Ever since Ford dropped the midsize Ranger pickup in late 2011, the company has been pestered regularly and repeatedly about replacing it. The answer has always been there’s too much overlap with the F-150 in price, size and fuel economy.
But things have changed. In the past 12 months:
- The 2015 aluminum-bodied Ford F-150 is bigger than the old steel-bodied truck it replaces. Its price has risen, along with a modest fuel economy gain. The F-150’s starting price of $27,225, including shipping, is up more than $5,000 since Ford dropped the compact Ranger.

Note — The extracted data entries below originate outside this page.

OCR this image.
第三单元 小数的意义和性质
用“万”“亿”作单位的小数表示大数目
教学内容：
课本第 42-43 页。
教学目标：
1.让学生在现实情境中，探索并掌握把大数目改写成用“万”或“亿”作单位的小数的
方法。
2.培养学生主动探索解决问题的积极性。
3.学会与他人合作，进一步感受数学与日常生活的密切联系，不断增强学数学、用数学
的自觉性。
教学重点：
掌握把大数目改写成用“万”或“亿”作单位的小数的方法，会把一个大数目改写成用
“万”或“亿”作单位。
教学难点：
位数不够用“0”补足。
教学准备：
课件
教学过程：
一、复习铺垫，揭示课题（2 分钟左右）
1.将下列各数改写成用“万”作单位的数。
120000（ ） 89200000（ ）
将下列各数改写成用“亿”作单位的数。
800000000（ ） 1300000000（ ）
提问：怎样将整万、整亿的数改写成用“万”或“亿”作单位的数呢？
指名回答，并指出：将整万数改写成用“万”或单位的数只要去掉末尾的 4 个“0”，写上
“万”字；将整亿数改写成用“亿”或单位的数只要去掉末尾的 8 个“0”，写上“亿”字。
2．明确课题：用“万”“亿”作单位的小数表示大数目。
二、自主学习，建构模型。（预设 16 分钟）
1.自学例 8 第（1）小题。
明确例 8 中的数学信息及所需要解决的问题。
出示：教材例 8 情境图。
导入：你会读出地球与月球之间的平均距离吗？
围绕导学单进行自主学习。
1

- General Motors -- in a rare truck marketing win over Ford -- successfully launched the midsize Chevrolet Colorado and GMC Canyon without cannibalizing the Chevy Silverado and GMC Sierra. Now GM has three sizes of trucks: midsize, full-size and heavy duty. With the widest variety of trucks in the industry, GM customers can choose the size of truck that best fits their needs and budget and are not forced to buy a truck that is too large.
- Competition in the midsize truck segment is increasing. Mercedes-Benz, in a deal with Nissan, will be selling a pickup. Mercedes has said it has no plans to sell the truck here, but some U.S. dealers want it. Hyundai appears to be ready to greenlight a pickup based on the Santa Cruz concept. A decision is expected this fall, according to Hyundai.
This has left the door to North America open for the version of the Ranger sold overseas and known internally as global Ranger. There also is talk of Ford reintroducing the Bronco nameplate on a vehicle based off the global Ranger platform. That makes perfect sense.